Nada más vernos, corrió a abrazar a mi padre,
hablando con voz ronca, entre gemidos y sollozos, con una cantinela que parecía
ensayada de antemano:
―¡Ay
Señorito! ¡Qué desgracia! ¡Qué desgracia!, se nos marchó la Macrina ! ―repetía
entrecortándose―. ¡No semos nada, nada, nada…!
Mi
padre, en posición forzada, soportó por unos instantes el abrazo con cara de
circunstancias, hasta que encontró el momento propicio para traspasar, como si
fuera un fardo, el conjunto de huesos andante al regazo de mi madre, que con
dulzura la acogió, emocionada, sin que consiguiera acallarla.
―¡Qué
desgracia! ¡Qué desgracia! Ya sólo quedemos yo y el abuelo.
Con
tan triste recibimiento, no era de extrañar que Tata Lola, rompiera a llorar,
más por efecto contagio que por un gesto de solidaridad con su compañera de
profesión. Margarita, entre asustada y sobrecogida, no decía ni mu. Tinín, no
se separaba de las faldas de mi madre.
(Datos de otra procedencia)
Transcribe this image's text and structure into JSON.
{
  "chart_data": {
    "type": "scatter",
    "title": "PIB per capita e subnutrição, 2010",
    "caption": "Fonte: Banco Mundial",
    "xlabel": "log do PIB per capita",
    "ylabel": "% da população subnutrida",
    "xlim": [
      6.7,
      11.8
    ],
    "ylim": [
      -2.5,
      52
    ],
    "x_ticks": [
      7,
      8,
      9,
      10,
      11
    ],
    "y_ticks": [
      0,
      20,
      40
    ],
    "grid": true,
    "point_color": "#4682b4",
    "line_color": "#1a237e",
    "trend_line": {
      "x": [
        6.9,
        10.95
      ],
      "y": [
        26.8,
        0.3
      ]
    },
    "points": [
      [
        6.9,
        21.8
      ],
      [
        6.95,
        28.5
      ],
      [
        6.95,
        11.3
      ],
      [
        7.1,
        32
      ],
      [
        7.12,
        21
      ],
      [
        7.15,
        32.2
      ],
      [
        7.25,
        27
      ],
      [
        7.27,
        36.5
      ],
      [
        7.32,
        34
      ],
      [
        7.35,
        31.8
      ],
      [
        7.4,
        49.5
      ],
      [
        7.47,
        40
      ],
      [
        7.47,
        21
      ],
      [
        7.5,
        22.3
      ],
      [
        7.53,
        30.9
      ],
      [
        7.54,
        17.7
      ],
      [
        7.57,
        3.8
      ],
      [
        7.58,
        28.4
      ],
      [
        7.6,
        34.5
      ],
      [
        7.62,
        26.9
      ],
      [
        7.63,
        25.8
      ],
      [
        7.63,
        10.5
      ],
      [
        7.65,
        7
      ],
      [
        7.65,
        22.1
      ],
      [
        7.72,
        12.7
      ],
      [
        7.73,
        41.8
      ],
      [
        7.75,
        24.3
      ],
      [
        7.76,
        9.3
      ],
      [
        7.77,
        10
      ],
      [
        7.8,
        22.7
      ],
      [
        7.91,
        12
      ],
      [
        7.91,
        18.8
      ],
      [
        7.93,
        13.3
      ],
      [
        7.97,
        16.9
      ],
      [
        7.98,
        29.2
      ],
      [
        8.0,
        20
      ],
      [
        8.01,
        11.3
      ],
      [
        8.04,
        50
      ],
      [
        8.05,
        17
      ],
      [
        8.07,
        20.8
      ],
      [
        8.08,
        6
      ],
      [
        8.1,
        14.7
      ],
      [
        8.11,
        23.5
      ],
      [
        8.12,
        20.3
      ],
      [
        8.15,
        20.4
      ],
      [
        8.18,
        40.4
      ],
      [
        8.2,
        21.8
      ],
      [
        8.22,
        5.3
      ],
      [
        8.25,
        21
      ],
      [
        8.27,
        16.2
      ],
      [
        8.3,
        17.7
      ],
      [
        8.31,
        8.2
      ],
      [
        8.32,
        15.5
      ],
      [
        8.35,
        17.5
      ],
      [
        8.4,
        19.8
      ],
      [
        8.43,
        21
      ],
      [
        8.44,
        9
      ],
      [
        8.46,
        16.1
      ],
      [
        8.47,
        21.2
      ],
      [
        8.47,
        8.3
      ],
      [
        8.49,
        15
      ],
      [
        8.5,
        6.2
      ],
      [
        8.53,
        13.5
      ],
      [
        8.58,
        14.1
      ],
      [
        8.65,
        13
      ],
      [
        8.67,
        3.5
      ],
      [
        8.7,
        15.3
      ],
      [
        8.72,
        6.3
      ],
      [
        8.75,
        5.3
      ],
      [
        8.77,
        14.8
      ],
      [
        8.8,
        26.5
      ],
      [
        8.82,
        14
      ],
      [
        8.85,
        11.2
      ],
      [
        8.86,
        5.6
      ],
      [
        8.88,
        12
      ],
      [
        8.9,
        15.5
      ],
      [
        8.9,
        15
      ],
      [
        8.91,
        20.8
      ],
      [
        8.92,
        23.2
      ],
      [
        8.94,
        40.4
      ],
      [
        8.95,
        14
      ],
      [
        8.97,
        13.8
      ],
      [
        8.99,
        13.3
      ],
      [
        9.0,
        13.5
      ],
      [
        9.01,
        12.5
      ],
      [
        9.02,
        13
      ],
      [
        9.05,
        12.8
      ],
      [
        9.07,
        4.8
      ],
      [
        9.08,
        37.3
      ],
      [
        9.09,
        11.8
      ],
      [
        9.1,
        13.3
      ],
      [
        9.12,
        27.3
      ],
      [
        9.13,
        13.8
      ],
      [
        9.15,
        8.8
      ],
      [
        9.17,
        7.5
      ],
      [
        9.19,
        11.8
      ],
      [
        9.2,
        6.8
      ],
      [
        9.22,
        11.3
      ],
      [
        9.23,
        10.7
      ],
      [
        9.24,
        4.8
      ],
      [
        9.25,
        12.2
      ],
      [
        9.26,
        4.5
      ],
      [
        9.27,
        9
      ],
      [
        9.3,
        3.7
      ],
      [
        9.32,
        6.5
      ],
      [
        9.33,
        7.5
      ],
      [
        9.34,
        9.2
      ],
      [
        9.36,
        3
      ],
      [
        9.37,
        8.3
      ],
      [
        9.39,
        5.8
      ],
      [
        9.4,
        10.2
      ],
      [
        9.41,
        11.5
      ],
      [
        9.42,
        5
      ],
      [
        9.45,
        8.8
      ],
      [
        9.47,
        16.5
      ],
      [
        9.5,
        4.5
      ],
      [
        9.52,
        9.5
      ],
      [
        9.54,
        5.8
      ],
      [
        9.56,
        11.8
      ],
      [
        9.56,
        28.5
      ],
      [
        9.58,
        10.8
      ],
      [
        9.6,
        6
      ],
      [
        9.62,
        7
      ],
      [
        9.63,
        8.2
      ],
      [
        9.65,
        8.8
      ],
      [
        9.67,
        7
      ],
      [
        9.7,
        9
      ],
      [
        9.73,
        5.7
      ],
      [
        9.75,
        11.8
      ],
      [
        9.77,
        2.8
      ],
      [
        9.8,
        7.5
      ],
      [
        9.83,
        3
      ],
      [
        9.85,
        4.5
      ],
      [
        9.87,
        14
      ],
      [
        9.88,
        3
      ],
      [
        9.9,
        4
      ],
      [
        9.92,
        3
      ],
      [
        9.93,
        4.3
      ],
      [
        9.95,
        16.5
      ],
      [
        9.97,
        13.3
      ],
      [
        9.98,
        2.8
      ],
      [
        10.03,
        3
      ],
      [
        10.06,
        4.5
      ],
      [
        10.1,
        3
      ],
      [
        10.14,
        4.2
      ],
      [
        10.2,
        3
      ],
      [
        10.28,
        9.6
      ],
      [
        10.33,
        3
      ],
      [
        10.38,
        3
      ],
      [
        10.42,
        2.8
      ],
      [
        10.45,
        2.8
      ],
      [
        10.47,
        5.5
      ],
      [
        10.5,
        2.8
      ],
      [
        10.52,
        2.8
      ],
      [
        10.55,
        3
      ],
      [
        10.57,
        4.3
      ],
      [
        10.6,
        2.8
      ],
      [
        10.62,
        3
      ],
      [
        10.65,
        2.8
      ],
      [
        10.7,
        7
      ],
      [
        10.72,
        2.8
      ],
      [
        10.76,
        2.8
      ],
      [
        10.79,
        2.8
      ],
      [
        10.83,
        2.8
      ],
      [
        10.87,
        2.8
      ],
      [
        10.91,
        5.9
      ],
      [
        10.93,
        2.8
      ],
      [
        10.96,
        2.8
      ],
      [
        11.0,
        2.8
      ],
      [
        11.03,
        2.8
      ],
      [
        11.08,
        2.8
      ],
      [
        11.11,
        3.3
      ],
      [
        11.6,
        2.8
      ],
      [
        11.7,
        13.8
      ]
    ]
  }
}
A mí se me humedecieron los ojos, pero
no lo suficiente como para no darme cuenta de que Jeremías, firme y sereno,
seguía el desarrollo de los acontecimientos con la tranquilidad del que asiste
a una función ya vista de antemano.
Los
lloriqueos se interrumpieron bruscamente cuando Petra, de repente, dando un
respingo, se deshizo de los brazos de mi madre, sacó de la faltriquera un
pañuelo arrebujado, se sonó a placer las narices con ruido trompetero, y lo
pasó a continuación por los ojos, en un intento de secar las lágrimas.
―¿Y
del abuelo, Señorito? ―continuó diciendo―. ¿Qué me dice del abuelo, que se pasa
el día meando cuatro gotas a cada poco, como los perros? «Asín» comenzó
Alejandro, el de la Bernarda ,
y a los dos meses ya estaba «pa» Pimpanilla.
―¿Dónde
está Pimpanilla? ―preguntó Margarita, dirigiendo la pregunta a mi madre.
―Pimpanilla
es el paraje donde se encuentra el cementerio ―le aclaró, mi madre a media voz.
Petra,
volvió a la carga con sus lloros y lamentos, ahora abrazada a Lucía.
―¿Qué
es la vida? ―se preguntó, tragándose los mocos. Y sin esperar respuesta, ella
misma contestó―: Una porquería; sufrir para nacer, sufrir para morir y entre
medias, una guerra y a pasar hambre todo el tiempo, salvo algunos buenos
«cocidos» y dos bodas mal contadas.
―«Mecagüen»…
tal; tiene razón la Petra
―corroboró Mariano.
―Tú
cállate ―dijo Lucía―; ¡qué sabrás de sufrimientos! Si antes de padecer una
enfermedad, ya procuras vacunarte con aguardiente en la cantina.
―Dejémonos
de lloros ―terció mi padre― y ocupémonos de los vivos. ¿Se ha levantado el
abuelo?
―No sé ―dijo Petra―; el Señorito Tino ha pasado muy mala
noche y a lo mejor «entavía» está en la cama.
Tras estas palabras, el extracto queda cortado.